We previously reported how H2O2 promoted sEVs release on ARPE-19 cells containing significantly low miR-302a levels [4]. In agreement with others, we showed that miR-302a acts as a VEGFA mRNA modulator [33], and it has been shown that miR-302a-3p interacts with ZFP91, activating HIF-1 α (HIF-1 α is a classical VEGFA promoter) [34]. However, results herein indicate that miR-302a-3p directly interacts with VEGFA mRNA. This interaction could explain the vascular modification observed when adding miR-302a-3p mimic (Figure 6). On this line, and in agreement with our results, miR-302d and miR-302a were already considered as direct VEGFA mRNA modulators on HeLa and leukemia cells [42,43]. Similarly, VEGFA mRNA can also be directly modulated by miR-205 in glioblastoma cells or ARPE-19 cells [24,44]. These findings strongly suggest that different miRNAs can directly modulate VEGFA mRNA according to cell type origin such as miR-526b-3p, miR-150-5p, and miR-410, among others [45,46,47].

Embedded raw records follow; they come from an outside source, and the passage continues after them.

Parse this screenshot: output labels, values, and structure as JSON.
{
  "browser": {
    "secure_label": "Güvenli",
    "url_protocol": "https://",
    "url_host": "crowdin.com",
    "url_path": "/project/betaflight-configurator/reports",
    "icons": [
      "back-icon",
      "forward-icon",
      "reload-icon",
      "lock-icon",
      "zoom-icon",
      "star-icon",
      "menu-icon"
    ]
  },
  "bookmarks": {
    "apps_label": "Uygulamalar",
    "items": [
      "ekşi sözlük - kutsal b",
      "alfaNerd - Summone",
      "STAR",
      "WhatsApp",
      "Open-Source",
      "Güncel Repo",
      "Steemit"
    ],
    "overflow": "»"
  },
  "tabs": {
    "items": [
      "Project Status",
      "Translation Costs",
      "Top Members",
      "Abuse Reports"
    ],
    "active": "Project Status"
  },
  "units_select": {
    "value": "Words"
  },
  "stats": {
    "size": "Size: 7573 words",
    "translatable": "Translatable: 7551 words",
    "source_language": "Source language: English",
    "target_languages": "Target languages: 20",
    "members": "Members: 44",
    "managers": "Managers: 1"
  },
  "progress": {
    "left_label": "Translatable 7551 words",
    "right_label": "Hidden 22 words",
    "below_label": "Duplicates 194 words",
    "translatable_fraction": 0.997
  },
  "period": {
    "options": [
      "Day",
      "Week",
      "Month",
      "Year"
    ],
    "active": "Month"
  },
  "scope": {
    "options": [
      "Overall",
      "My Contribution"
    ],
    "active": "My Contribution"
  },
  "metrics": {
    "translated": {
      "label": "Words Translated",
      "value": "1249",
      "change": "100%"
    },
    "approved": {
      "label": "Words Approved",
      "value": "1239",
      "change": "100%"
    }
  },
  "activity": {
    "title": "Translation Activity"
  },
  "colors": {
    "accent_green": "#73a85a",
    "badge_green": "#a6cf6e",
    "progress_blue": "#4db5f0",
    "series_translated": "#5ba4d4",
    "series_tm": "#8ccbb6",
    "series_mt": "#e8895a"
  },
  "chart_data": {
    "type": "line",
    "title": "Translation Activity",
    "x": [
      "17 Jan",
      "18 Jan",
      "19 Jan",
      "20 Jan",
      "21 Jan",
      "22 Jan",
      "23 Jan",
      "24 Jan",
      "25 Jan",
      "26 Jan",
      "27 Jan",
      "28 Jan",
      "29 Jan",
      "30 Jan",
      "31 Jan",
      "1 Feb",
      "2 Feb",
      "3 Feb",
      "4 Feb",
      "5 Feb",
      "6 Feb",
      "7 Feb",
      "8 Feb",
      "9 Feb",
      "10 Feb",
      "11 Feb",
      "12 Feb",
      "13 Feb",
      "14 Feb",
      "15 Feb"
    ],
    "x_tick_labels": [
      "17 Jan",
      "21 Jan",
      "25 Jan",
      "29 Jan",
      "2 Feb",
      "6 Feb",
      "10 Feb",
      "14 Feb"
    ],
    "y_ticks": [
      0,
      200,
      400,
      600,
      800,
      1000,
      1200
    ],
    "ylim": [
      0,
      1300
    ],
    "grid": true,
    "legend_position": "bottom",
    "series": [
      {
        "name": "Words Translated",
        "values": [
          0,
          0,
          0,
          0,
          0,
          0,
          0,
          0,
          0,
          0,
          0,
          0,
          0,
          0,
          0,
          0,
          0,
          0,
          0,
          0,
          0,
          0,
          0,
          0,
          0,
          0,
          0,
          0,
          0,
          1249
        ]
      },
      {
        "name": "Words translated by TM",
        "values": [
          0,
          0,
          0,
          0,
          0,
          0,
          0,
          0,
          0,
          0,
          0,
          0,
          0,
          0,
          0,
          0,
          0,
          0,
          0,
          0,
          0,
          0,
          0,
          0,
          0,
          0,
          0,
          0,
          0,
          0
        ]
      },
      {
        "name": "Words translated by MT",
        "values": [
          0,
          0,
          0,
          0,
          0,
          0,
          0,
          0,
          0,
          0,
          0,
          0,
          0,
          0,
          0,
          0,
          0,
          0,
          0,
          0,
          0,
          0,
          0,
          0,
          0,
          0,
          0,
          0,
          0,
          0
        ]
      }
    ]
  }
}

In order to demonstrate the role of miR-302a-3p in angiogenesis, we transfected ARPE-19 cells with a miR-302a-3p mimic on the different experimental conditions. The results indicate a marked negative regulation of miR-302a-3p on VEGFA mRNA expression levels/angiogenesis. H2O2-induced sEVs transfected with miR-302a-3p mimic resulted in reduced level of angiogenesis/VEGFA mRNA expression. This finding again fits with the suggestion of a direct miR-302a-3p/VEGFA mRNA binding as a mechanism of action. Interestingly, sEVs from H2O2-treated ARPE-19 cells significantly increase angiogenesis and VEGFA mRNA expression compared to control-treated cells. This agrees with previous data from our lab indicating that oxidative stress significantly decreases miR-302a-3p levels in sEVs, compared to control [4], thus providing support to the anti-angiogenic role of miR-302a-3p. Furthermore, it is well characterized that oxidative stress can promote the angiogenic drive [48,49,50]. VEGFA is upregulated by ROS through the PI3K/Akt pathway [51]. The addition of the antioxidant NAC to stressed condition normalized the increased VEGF mRNA/angiogenesis levels, suggesting it as an oxidative-dependent event.

In conclusion, oxidative stress promotes sEV release with pro-angionenic properties. The angiogenic effect is inhibited by miR-302a-3p and promoted by ROS. The mechanism of action seems to be related to the topological homology between VEGFA mRNA and miR-302a-3p. This opens a new strategy against oxidative-induced angiogenesis by promoting miR-302a-3p as a VEGFA mRNA repressor.